Well, as of this past week, Miller filed a motion to quash an existing subpoena (aka he filed a request to terminate a subpoena) that gave Zara the right to request and obtain “all emails on any subject between [Miller] and his long-term partner.” According to Miller, Zara’s subpoena was “overly expansive” and extended to information that was clearly outside of the scope of the case. Miller alleged that the burdensome subpoena amounts to continued harassment by Zara.
In addition to seeking an order from the court terminating Zara’s subpoena, Miller filed for a motion for a protective order, which is a request that the court protect one party (Miller, here) from potentially abusive action by the other party (Zara, in this case). While such a request is often made in connection with the discovery of another party's trade secrets, it is also called upon to protect a party from unreasonable discovery requests that amount to harassment or create an undue burden and expense, and/or oppression, any of which very well may apply in the case at hand.
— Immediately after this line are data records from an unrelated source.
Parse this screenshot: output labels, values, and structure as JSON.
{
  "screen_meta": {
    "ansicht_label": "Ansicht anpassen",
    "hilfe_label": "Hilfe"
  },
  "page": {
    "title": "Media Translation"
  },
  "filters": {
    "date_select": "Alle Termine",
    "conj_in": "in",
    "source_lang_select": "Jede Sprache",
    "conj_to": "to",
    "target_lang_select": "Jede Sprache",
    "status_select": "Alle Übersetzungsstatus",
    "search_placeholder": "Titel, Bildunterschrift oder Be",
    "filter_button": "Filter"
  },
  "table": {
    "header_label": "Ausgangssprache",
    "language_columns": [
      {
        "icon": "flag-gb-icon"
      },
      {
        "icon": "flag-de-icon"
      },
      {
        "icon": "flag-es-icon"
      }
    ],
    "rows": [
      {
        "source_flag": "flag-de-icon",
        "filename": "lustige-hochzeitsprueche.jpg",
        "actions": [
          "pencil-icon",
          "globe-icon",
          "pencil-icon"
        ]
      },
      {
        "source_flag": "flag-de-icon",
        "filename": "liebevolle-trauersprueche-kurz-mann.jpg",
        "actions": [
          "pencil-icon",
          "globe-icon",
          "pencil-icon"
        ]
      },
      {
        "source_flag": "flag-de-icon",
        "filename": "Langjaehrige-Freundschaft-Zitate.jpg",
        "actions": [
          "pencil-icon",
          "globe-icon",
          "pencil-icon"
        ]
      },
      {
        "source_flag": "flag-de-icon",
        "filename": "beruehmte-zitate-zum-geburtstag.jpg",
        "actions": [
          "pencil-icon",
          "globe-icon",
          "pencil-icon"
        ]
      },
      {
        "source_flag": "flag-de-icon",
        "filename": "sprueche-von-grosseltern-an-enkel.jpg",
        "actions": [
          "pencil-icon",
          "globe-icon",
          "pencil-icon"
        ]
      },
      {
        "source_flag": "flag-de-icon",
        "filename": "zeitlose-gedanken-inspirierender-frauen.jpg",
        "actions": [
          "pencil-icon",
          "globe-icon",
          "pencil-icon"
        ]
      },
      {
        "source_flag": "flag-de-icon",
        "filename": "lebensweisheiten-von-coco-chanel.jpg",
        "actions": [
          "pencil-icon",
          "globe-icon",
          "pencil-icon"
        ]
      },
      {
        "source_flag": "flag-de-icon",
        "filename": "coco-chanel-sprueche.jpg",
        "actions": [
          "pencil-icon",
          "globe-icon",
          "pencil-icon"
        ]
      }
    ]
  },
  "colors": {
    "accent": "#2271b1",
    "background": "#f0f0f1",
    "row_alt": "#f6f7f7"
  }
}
The case has been quite eventful from the get-go. You may recall that in August, Zara filed to have the court dismiss Miller’s claim of retaliation. (Miller alleged that he was fired after complaining to Zara’s executives about being harassed. Hence, the retaliation claim). Zara’s argument: Such a claim cannot proceed because it would violate the attorney-client privilege that existed between Miller and his former client, Zara. (Note: Attorney-client privilege is a doctrine that holds that communications between a client and lawyer for the purpose of obtaining legal representation are privileged and thus, the attorney is prevented from being compelled to testify to those communications in court)
Miller responded to Zara’s motion, rejecting the argument and asserting that his complaint only describes the general subject matter of the advice he gave Zara, and not anything specific.
Not surprisingly, Zara fought back in September, arguing that Miller failed to show how he could pursue a retaliation claim without violating attorney-client privilege or his confidential duty.